By high expectations, I don't mean having expectations of people that can't be lived up to. Or expecting more of others than of yourself. I simply mean that, maybe, if we believed the best in others, the best would come out more often.
We have heard for many years the subconscious influence that parents and teachers can have on children. That is to say, children of differing levels of intelligence, differing genders or differing races may pick up on cues that adults don't even know they are giving off. It is unfortunate, because it leads to the further continuation of stereotypes and categorization.
Another, less known, example is brought up by a man named David Kish. I recently heard a podcast about him and read this article for more information.
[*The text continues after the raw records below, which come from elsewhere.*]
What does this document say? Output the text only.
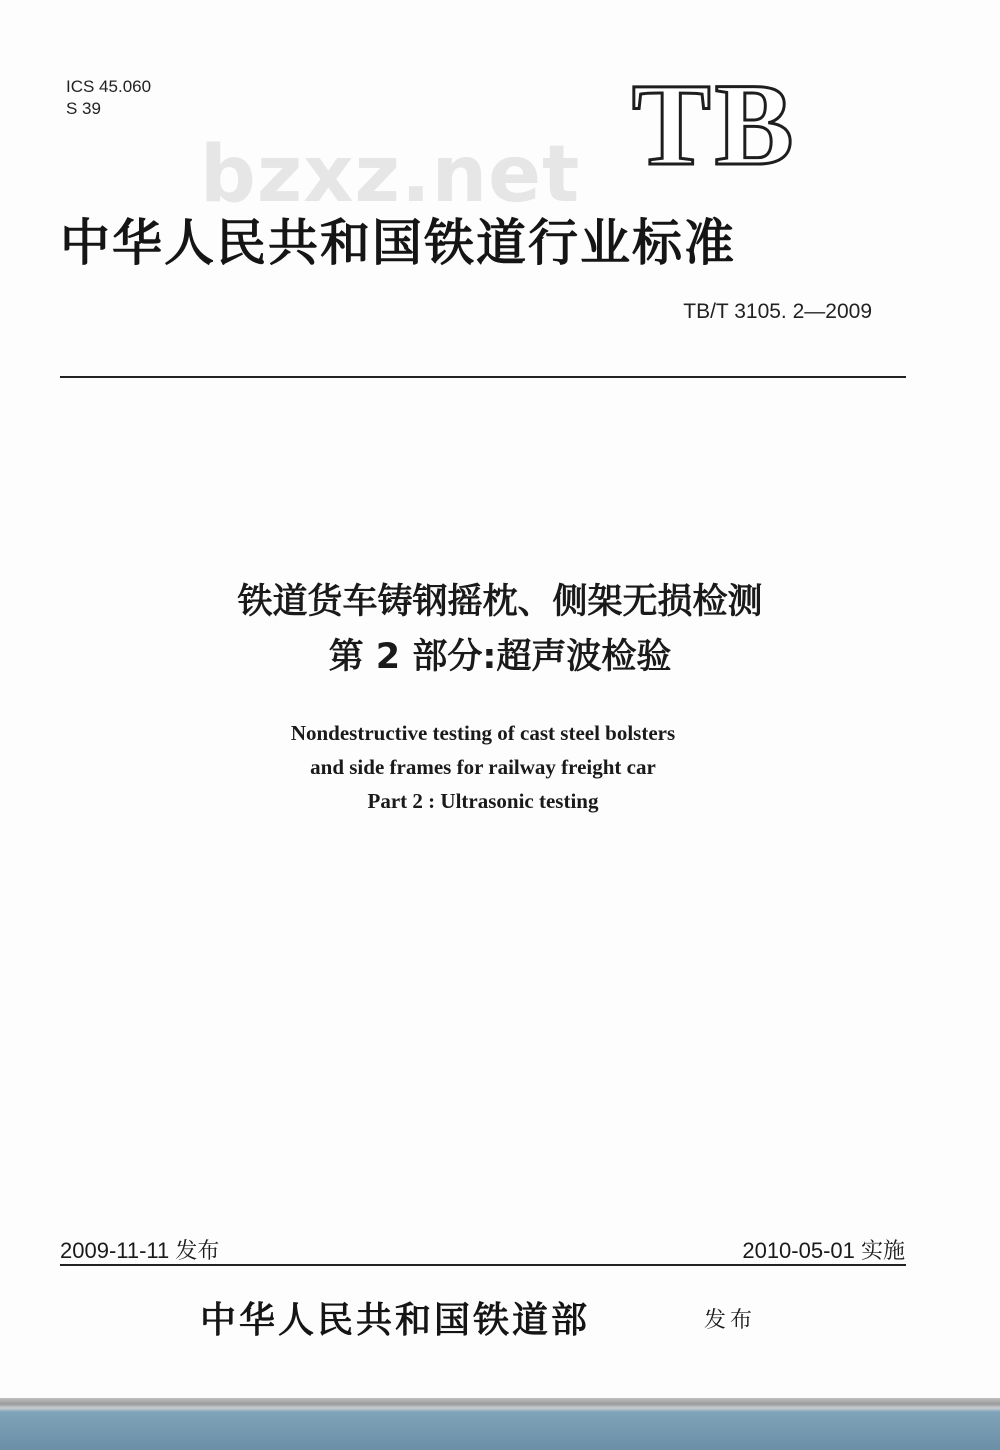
ICS 45.060
S 39
bzxz.net TB
中华人民共和国铁道行业标准
TB/T 3105. 2—2009
铁道货车铸钢摇枕、侧架无损检测
第 2 部分:超声波检验
Nondestructive testing of cast steel bolsters
and side frames for railway freight car
Part 2 : Ultrasonic testing
2009-11-11 发布	2010-05-01 实施
中华人民共和国铁道部	发布
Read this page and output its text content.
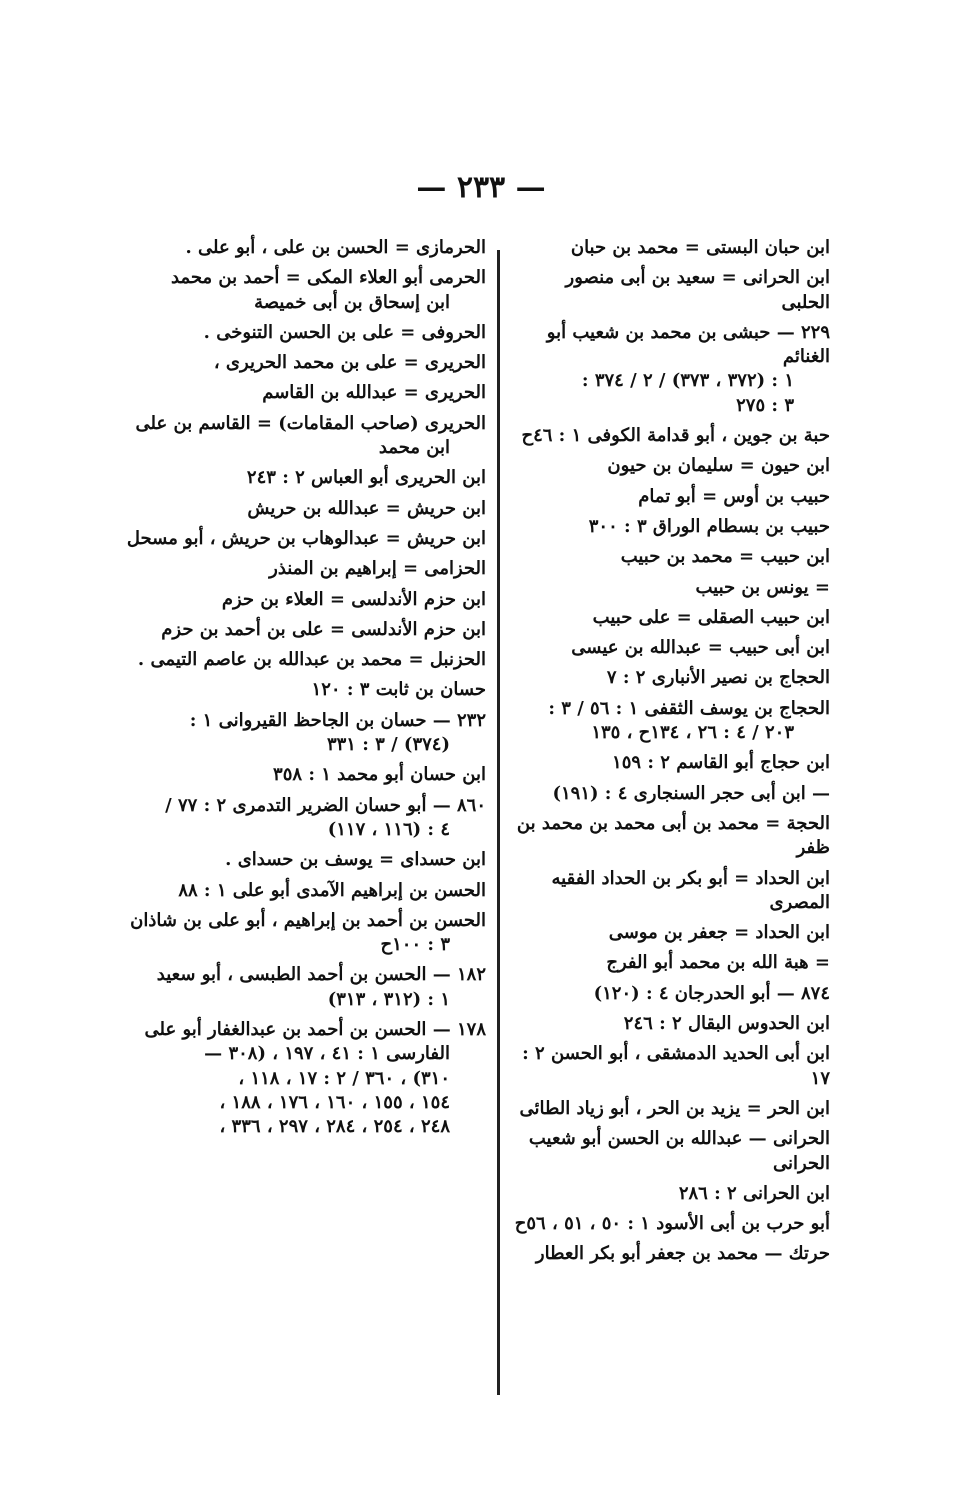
— ٢٣٣ —
ابن حبان البستى = محمد بن حبان
ابن الحرانى = سعيد بن أبى منصور الحلبى
٢٢٩ — حبشى بن محمد بن شعيب أبو الغنائم
١ : (٣٧٢ ، ٣٧٣) / ٢ / ٣٧٤ :
٣ : ٢٧٥
حبة بن جوين ، أبو قدامة الكوفى ١ : ٤٦ح
ابن حيون = سليمان بن حيون
حبيب بن أوس = أبو تمام
حبيب بن بسطام الوراق ٣ : ٣٠٠
ابن حبيب = محمد بن حبيب
= يونس بن حبيب
ابن حبيب الصقلى = على حبيب
ابن أبى حبيب = عبدالله بن عيسى
الحجاج بن نصير الأنبارى ٢ : ٧
الحجاج بن يوسف الثقفى ١ : ٥٦ / ٣ :
٢٠٣ / ٤ : ٢٦ ، ١٣٤ح ، ١٣٥
ابن حجاج أبو القاسم ٢ : ١٥٩
— ابن أبى حجر السنجارى ٤ : (١٩١)
الحجة = محمد بن أبى محمد بن محمد بن ظفر
ابن الحداد = أبو بكر بن الحداد الفقيه المصرى
ابن الحداد = جعفر بن موسى
= هبة الله بن محمد أبو الفرج
٨٧٤ — أبو الحدرجان ٤ : (١٢٠)
ابن الحدوس البقال ٢ : ٢٤٦
ابن أبى الحديد الدمشقى ، أبو الحسن ٢ : ١٧
ابن الحر = يزيد بن الحر ، أبو زياد الطائى
الحرانى — عبدالله بن الحسن أبو شعيب الحرانى
ابن الحرانى ٢ : ٢٨٦
أبو حرب بن أبى الأسود ١ : ٥٠ ، ٥١ ، ٥٦ح
حرتك — محمد بن جعفر أبو بكر العطار
الحرمازى = الحسن بن على ، أبو على .
الحرمى أبو العلاء المكى = أحمد بن محمد
ابن إسحاق بن أبى خميصة
الحروفى = على بن الحسن التنوخى .
الحريرى = على بن محمد الحريرى ،
الحريرى = عبدالله بن القاسم
الحريرى (صاحب المقامات) = القاسم بن على
ابن محمد
ابن الحريرى أبو العباس ٢ : ٢٤٣
ابن حريش = عبدالله بن حريش
ابن حريش = عبدالوهاب بن حريش ، أبو مسحل
الحزامى = إبراهيم بن المنذر
ابن حزم الأندلسى = العلاء بن حزم
ابن حزم الأندلسى = على بن أحمد بن حزم
الحزنبل = محمد بن عبدالله بن عاصم التيمى .
حسان بن ثابت ٣ : ١٢٠
٢٣٢ — حسان بن الجاحظ القيروانى ١ :
(٣٧٤) / ٣ : ٣٣١
ابن حسان أبو محمد ١ : ٣٥٨
٨٦٠ — أبو حسان الضرير التدمرى ٢ : ٧٧ /
٤ : (١١٦ ، ١١٧)
ابن حسداى = يوسف بن حسداى .
الحسن بن إبراهيم الآمدى أبو على ١ : ٨٨
الحسن بن أحمد بن إبراهيم ، أبو على بن شاذان
٣ : ١٠٠ح
١٨٢ — الحسن بن أحمد الطبسى ، أبو سعيد
١ : (٣١٢ ، ٣١٣)
١٧٨ — الحسن بن أحمد بن عبدالغفار أبو على
الفارسى ١ : ٤١ ، ١٩٧ ، (٣٠٨ —
٣١٠) ، ٣٦٠ / ٢ : ١٧ ، ١١٨ ،
١٥٤ ، ١٥٥ ، ١٦٠ ، ١٧٦ ، ١٨٨ ،
٢٤٨ ، ٢٥٤ ، ٢٨٤ ، ٢٩٧ ، ٣٣٦ ،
Kish is a man who has been blind since the age of one. His mother, despite her fears, allowed him to become independent by using echolocation. Now a grown adult, Kish has made accomplishments that many would never expect of a blind man, namely being able to do essentially everything that a non-blind person can do. He has an organization that attempts to get the blind communities believing that they CAN lead normal lives.
The point being that maybe we are just like the children and the blind. Maybe we are less than we could be because of what we (and others) believe about ourselves. Maybe because we assume the worst about others, they behave in like.
In my short time being married, I have learned this lesson (although I certainly haven't perfected it). When one of us does something that upsets the other, if we automatically assume motive as to why, it makes for much more frustration and hurt. However, if instead we assume that there was some misunderstanding or miscommunication, it leaves far less sting and allows us to move forward without hurt. In the same way, we have found that it is simply best to believe that both of us are trying our hardest to please each other. Just believing that allows us to love each other better.
|photo by Melissa Dondero|
So next time someone does something you don't like or don't understand, don't automatically assume the worst. Don't assign motives to their actions. Try putting yourself in their shoes; try showing compassion. So often we are limited by ourselves, by stereotypes and assumptions. Our Heavenly Father has no such limitations on what we can do. In fact, when we read what He expects of us in the Bible, He believes the very best of us. If anyone should believe the worst, shouldn't it be the One who knows our hearts?